Hello guys. We are currently facing high CPU usage problems using ECS. More details about our instance below.
The use is the same as it was historically, same as active users, but only recently we've being experiencing that situation that the CPU usage turns about 100% several times a day. I have a suspicion that the Cache feature from Metabase is creating those issues. Watching Troubleshooting/Logs we can see multiple times that message in cpu usage spikes: INFO metabase.query-processor.middleware.cache.impl Results are too large to cache. . We turned off cache for saved questions for a moment to check if the instance gets more stable.
Do you have any suggestion of what we can do or check in our ECS or Metabase configs?
Thanks.
Detailed Info:
Metabase Version: v0.48.1
SQL Engine: Athena
Metabase Features:
-- Cache active for saved questions (Minimum query duration: 30s, TTL Multipllier: 720, Max Cache Entry Size not set)
-- X-ray features: disabled
Connection Features:
-- Rerun queries for simple explorations: disabled
-- Choose when syncs and scans happen: enabled
-- Scanning for filter values: regularly, on a schedule
-- Periodically refingerprint tables: enabled
Just to update our situation, we duplicated CPU / Memory in ECS to 4 vCPU | 8 GB. As a consequence, it seems that our peak is around 82% now, and not 100% as before.

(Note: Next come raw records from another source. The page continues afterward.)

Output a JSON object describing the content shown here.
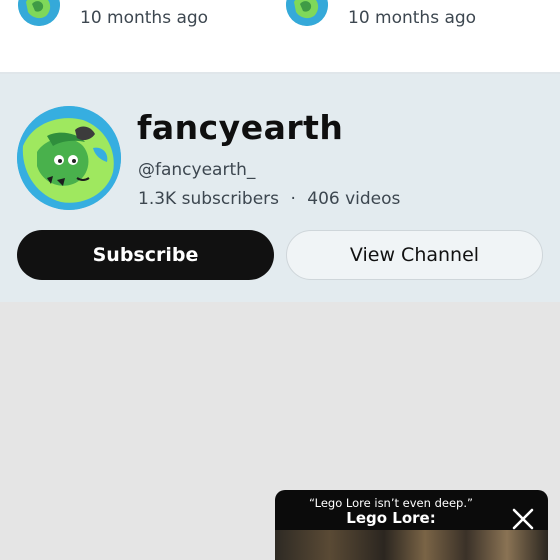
{
  "recent_items": [
    {
      "age": "10 months ago"
    },
    {
      "age": "10 months ago"
    }
  ],
  "channel": {
    "name": "fancyearth",
    "handle": "@fancyearth_",
    "subscribers": "1.3K subscribers",
    "separator": "·",
    "videos": "406 videos",
    "avatar_icon": "earth-avatar"
  },
  "actions": {
    "subscribe_label": "Subscribe",
    "view_channel_label": "View Channel"
  },
  "mini_player": {
    "quote": "“Lego Lore isn’t even deep.”",
    "title": "Lego Lore:",
    "close_icon": "close-icon"
  },
  "colors": {
    "card_background": "#e3ebef",
    "subscribe_background": "#111111",
    "page_background": "#e5e5e5"
  }
}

However, we are facing the " Results are too large to cache" problem massively.
Did 0.48.3 resolve the CPU issue for others? It did not for us. Since we upgraded to 0.48.x we have had unexplained CPU spikes that are only resolved after stop/restarting. I've attached a graph of CPU usage for the last week the upgrade happened on 1/13/2024.
sure, we can provide them to you. Do you want them when the spike first occurs or throughout the entire event which seem to be anywhere from 30 minutes to 2 hours in duration.
sorry for the delay we had put in an automated process to restart the service every 6 hours to avoid the CPU spike and have had to disable that. will try to get the log data to you as soon as possible.
As an aside we did see this message in the logs that it indicated we should report:
we have a log file and image of the CPU usage at the time of the event. but there does not appear to be a way to upload a zip file here. if you have a place where we can upload the file let me know, otherwise we can put it somewhere you can download it.